Johan Ackermann answered this question in the wake of the Lions’ win over the Hurricanes. The Lions coach spoke about the team’s journey over the past five years. He commended the side’s progress, but then highlighted the fact that the Lions were yet to win the Super Rugby trophy.

The coming game against the Crusaders, of course, will represent one final chance for the Lions to claim the title that matters while Ackermann is still at the helm. The former Bok lock has signed a contract with Gloucester and will link up with the English club in the coming weeks.

The harder question is this: Do the Lions have reason to believe that they can beat the Crusaders in a final, following their performance against the Hurricanes? I would suggest that the answer is both yes and no, and that the Lions would do well to understand why a physical and mental sharpening is needed ahead of a meeting with the seven-time champions.

Again, the Lions showed their mettle in the fixture against the Hurricanes. Any team that wins after trailing by 19 points in a playoff is worthy of high praise.

It must be said that a change in tactics paid dividends for the Lions. They sought to play direct rugby against the Hurricanes in the second stanza. They backed themselves at the set pieces. They looked after the ball at the breakdowns. Slowly but surely they worked their way into Hurricanes territory. The likes of Ruan Combrinck, Elton Jantjies and Ross Cronjé won the tactical kicking battle for the Lions in the second half.

It should go without saying that the Lions will need to avoid conceding three tries or more to the Crusaders in the first half hour of the final. It should also go without saying that a more focused performance is needed at the set pieces and collisions during this period of the game, and that the leaders in the team will need to make their voices heard in the first 30 minutes, as well as in the last 50.

The Lions have the set piece and defensive tools to beat the Crusaders and win the title. They have proved that they are fit enough to outlast a top New Zealand side, and that they have the temperament to respond in a pressure situation.

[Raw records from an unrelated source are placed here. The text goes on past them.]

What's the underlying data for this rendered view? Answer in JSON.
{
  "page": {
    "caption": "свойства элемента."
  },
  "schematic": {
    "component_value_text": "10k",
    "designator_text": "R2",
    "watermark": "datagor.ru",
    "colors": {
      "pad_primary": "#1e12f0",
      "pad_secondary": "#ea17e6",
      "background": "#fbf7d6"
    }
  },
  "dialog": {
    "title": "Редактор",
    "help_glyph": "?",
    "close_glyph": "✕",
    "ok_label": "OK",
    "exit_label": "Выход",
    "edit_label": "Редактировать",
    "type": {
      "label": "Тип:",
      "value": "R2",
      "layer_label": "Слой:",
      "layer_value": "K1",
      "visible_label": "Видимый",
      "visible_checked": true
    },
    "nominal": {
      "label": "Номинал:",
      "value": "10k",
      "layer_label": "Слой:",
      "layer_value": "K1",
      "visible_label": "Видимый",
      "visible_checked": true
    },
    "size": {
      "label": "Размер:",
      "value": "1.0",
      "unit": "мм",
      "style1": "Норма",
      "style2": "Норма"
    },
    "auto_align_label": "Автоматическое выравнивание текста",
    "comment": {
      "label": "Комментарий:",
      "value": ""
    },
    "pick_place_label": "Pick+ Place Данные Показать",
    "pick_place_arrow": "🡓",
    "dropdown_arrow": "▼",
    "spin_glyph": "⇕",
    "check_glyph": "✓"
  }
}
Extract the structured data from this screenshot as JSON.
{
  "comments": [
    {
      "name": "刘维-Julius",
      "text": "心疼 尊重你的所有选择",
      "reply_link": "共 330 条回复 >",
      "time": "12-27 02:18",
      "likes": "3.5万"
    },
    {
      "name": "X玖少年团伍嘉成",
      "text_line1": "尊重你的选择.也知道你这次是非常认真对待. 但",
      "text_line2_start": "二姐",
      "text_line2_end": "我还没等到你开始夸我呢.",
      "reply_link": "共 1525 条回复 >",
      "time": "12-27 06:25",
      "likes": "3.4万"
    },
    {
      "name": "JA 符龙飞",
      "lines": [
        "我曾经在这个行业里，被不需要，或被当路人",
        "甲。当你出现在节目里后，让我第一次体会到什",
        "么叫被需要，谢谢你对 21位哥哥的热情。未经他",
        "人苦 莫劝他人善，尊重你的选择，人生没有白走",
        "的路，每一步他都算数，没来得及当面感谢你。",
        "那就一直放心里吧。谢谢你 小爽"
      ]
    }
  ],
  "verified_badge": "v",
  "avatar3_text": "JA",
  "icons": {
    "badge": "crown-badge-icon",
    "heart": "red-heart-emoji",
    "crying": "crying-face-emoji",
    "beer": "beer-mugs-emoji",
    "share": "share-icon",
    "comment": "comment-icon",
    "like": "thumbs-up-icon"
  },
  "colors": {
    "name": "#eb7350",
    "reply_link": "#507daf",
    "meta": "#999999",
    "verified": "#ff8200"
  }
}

We’ve yet to see the Lions produce a complete performance in the 2017 playoffs, though. They were inconsistent in the win against the Sharks and needed the goal-kicking brilliance of Combrinck to earn them a semi-final spot. They were poor in the first half against the Hurricanes, and only a change in tactics in the second led to a dramatic improvement as well as an unlikely win.

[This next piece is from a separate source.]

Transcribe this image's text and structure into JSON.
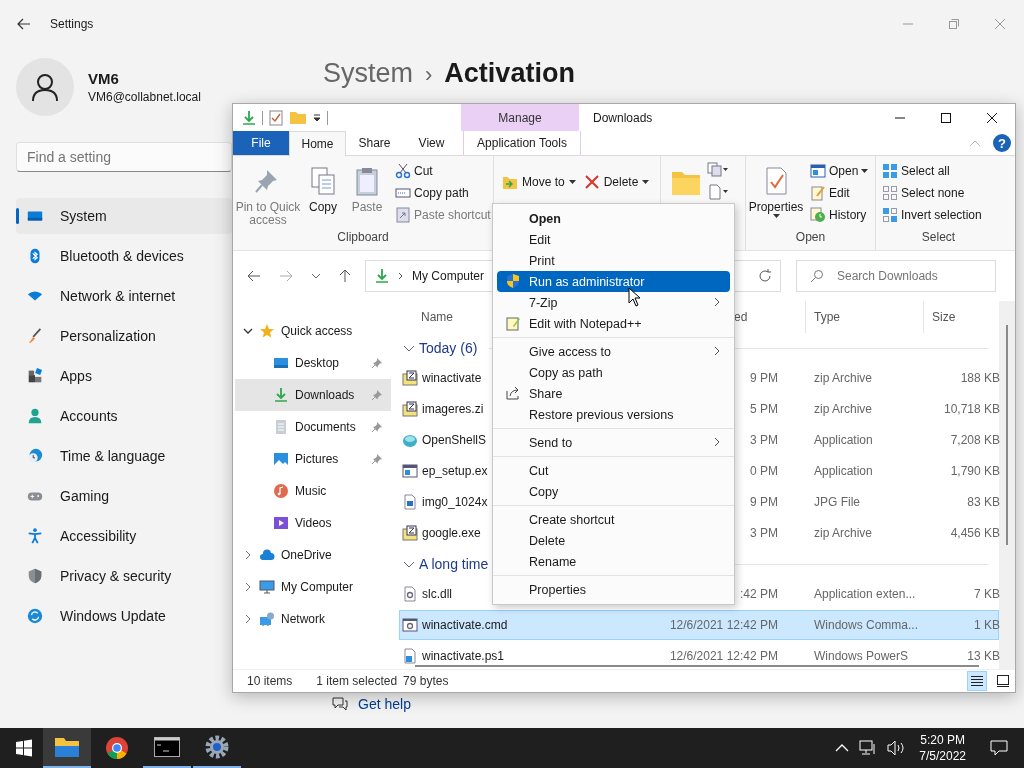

The Crusaders may not be as generous in the final as the Hurricanes were in the semis. The Hurricanes made 32 handling errors in the recent match at Ellis Park. After racing to a 22-3 lead they missed out on several scoring chances at the end of the first half, and thus an opportunity to put the Lions away.

The Lions go into the decider with home advantage. They go into this clash against the Crusaders with the knowledge that no team has ever traversed the Indian Ocean and won a Super Rugby final.

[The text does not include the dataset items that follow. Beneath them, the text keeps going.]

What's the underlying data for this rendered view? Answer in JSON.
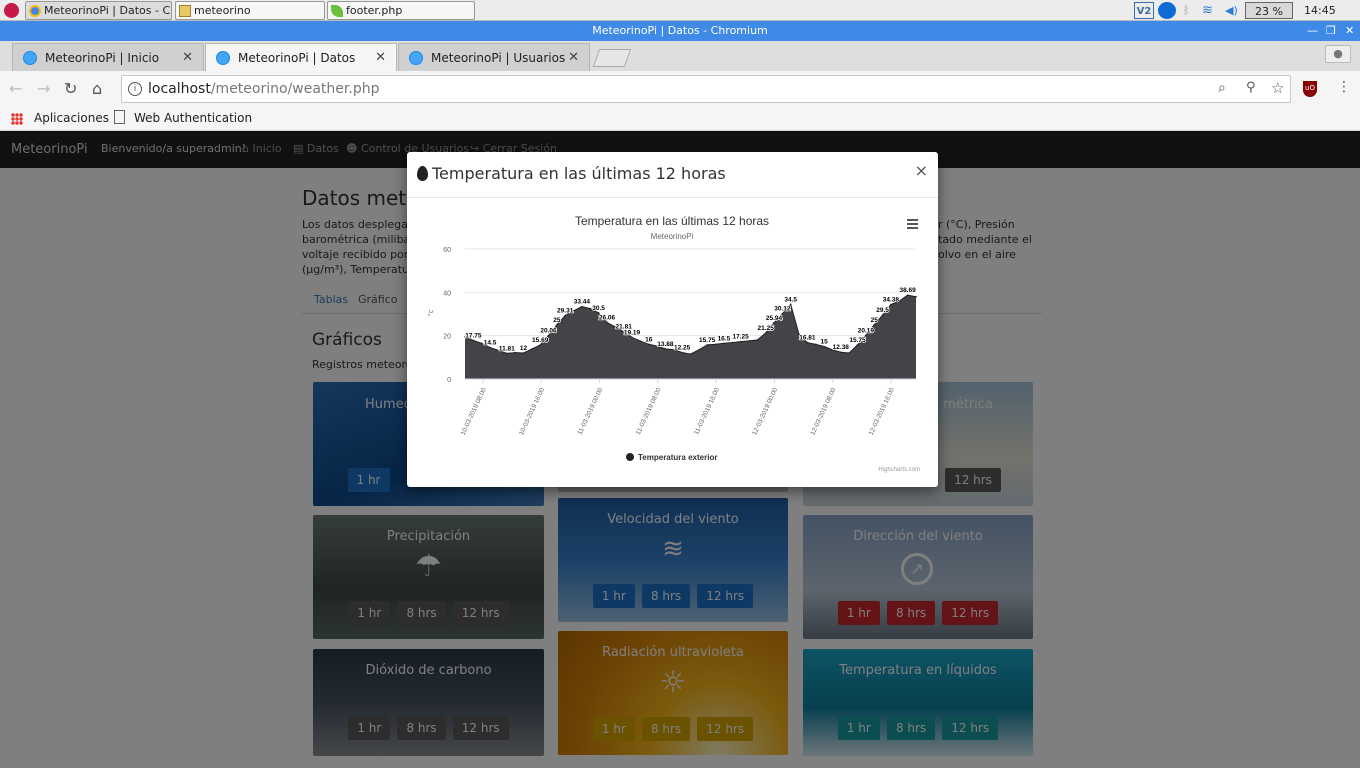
{
  "taskbar": {
    "items": [
      {
        "label": "MeteorinoPi | Datos - Ch..."
      },
      {
        "label": "meteorino"
      },
      {
        "label": "footer.php"
      }
    ],
    "vnc": "V2",
    "volume": "23 %",
    "clock": "14:45"
  },
  "window": {
    "title": "MeteorinoPi | Datos - Chromium"
  },
  "tabs": [
    {
      "label": "MeteorinoPi | Inicio"
    },
    {
      "label": "MeteorinoPi | Datos"
    },
    {
      "label": "MeteorinoPi | Usuarios"
    }
  ],
  "omnibox": {
    "host": "localhost",
    "path": "/meteorino/weather.php"
  },
  "bookmarks": [
    {
      "label": "Aplicaciones"
    },
    {
      "label": "Web Authentication"
    }
  ],
  "navbar": {
    "brand": "MeteorinoPi",
    "welcome": "Bienvenido/a superadmin!",
    "links": [
      "Inicio",
      "Datos",
      "Control de Usuarios",
      "Cerrar Sesión"
    ]
  },
  "content": {
    "heading": "Datos mete",
    "para_lines": [
      "Los datos desplegad",
      "barométrica (milibar),",
      "voltaje recibido por el",
      "(µg/m³), Temperatura"
    ],
    "para_right": [
      "r (°C), Presión",
      "tado mediante el",
      "olvo en el aire"
    ],
    "tabs": [
      "Tablas",
      "Gráfico"
    ],
    "section_title": "Gráficos",
    "section_sub": "Registros meteorol"
  },
  "cards": [
    {
      "title": "Humed",
      "buttons": [
        "1 hr"
      ]
    },
    {
      "title": "métrica",
      "buttons": [
        "12 hrs"
      ]
    },
    {
      "title": "Precipitación",
      "buttons": [
        "1 hr",
        "8 hrs",
        "12 hrs"
      ]
    },
    {
      "title": "Velocidad del viento",
      "buttons": [
        "1 hr",
        "8 hrs",
        "12 hrs"
      ]
    },
    {
      "title": "Dirección del viento",
      "buttons": [
        "1 hr",
        "8 hrs",
        "12 hrs"
      ]
    },
    {
      "title": "Dióxido de carbono",
      "buttons": [
        "1 hr",
        "8 hrs",
        "12 hrs"
      ]
    },
    {
      "title": "Radiación ultravioleta",
      "buttons": [
        "1 hr",
        "8 hrs",
        "12 hrs"
      ]
    },
    {
      "title": "Temperatura en líquidos",
      "buttons": [
        "1 hr",
        "8 hrs",
        "12 hrs"
      ]
    }
  ],
  "modal": {
    "title": "Temperatura en las últimas 12 horas",
    "close": "×"
  },
  "chart_data": {
    "type": "area",
    "title": "Temperatura en las últimas 12 horas",
    "subtitle": "MeteorinoPi",
    "ylabel": "°c",
    "ylim": [
      0,
      60
    ],
    "yticks": [
      0,
      20,
      40,
      60
    ],
    "grid": true,
    "legend": "bottom-center",
    "credits": "Highcharts.com",
    "color": "#434348",
    "xticks": [
      "10-03-2019 08:00",
      "10-03-2019 16:00",
      "11-03-2019 00:00",
      "11-03-2019 08:00",
      "11-03-2019 16:00",
      "12-03-2019 00:00",
      "12-03-2019 08:00",
      "12-03-2019 16:00"
    ],
    "series": [
      {
        "name": "Temperatura exterior",
        "values": [
          19.5,
          17.75,
          16.5,
          14.5,
          13.2,
          11.81,
          12.2,
          12.0,
          13.8,
          15.69,
          20.06,
          25,
          29.31,
          31.5,
          33.44,
          32.5,
          30.5,
          26.06,
          24.0,
          21.81,
          19.19,
          17.5,
          16.0,
          15.2,
          13.88,
          13.5,
          12.25,
          11.5,
          13.5,
          15.75,
          16.0,
          16.5,
          16.8,
          17.25,
          17.6,
          18.0,
          21.25,
          25.94,
          30.12,
          34.5,
          20.5,
          16.81,
          16.0,
          15.0,
          13.5,
          12.38,
          12.0,
          15.75,
          20.19,
          25,
          29.5,
          34.38,
          36.0,
          38.69,
          38.0
        ]
      }
    ],
    "data_labels": [
      {
        "i": 1,
        "text": "17.75"
      },
      {
        "i": 3,
        "text": "14.5"
      },
      {
        "i": 5,
        "text": "11.81"
      },
      {
        "i": 7,
        "text": "12"
      },
      {
        "i": 9,
        "text": "15.69"
      },
      {
        "i": 10,
        "text": "20.06"
      },
      {
        "i": 11,
        "text": "25"
      },
      {
        "i": 12,
        "text": "29.31"
      },
      {
        "i": 14,
        "text": "33.44"
      },
      {
        "i": 16,
        "text": "30.5"
      },
      {
        "i": 17,
        "text": "26.06"
      },
      {
        "i": 19,
        "text": "21.81"
      },
      {
        "i": 20,
        "text": "19.19"
      },
      {
        "i": 22,
        "text": "16"
      },
      {
        "i": 24,
        "text": "13.88"
      },
      {
        "i": 26,
        "text": "12.25"
      },
      {
        "i": 29,
        "text": "15.75"
      },
      {
        "i": 31,
        "text": "16.5"
      },
      {
        "i": 33,
        "text": "17.25"
      },
      {
        "i": 36,
        "text": "21.25"
      },
      {
        "i": 37,
        "text": "25.94"
      },
      {
        "i": 38,
        "text": "30.12"
      },
      {
        "i": 39,
        "text": "34.5"
      },
      {
        "i": 41,
        "text": "16.81"
      },
      {
        "i": 43,
        "text": "15"
      },
      {
        "i": 45,
        "text": "12.38"
      },
      {
        "i": 47,
        "text": "15.75"
      },
      {
        "i": 48,
        "text": "20.19"
      },
      {
        "i": 49,
        "text": "25"
      },
      {
        "i": 50,
        "text": "29.5"
      },
      {
        "i": 51,
        "text": "34.38"
      },
      {
        "i": 53,
        "text": "38.69"
      }
    ]
  },
  "colors": {
    "titlebar": "#3e8ae6",
    "navbar": "#222222",
    "btn_blue": "#1a73c8",
    "btn_gray": "#5a5a5a",
    "btn_red": "#c8282d",
    "btn_yellow": "#d4a400",
    "btn_teal": "#179aa0"
  }
}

That said, they should take nothing for granted in the build-up to the most important game of Ackermann’s five-year tenure. They need to produce a more pragmatic and ultimately a more controlled performance across the 80 minutes of the decider.

Inevitably, many will say that the Lions have entertained this season and that they should strive to entertain in the final. Ackermann and his charges should have more sense than that, though. It wouldn’t surprise to see the Lions persisting with the winning tactics witnessed in the second half of the recent semi-final.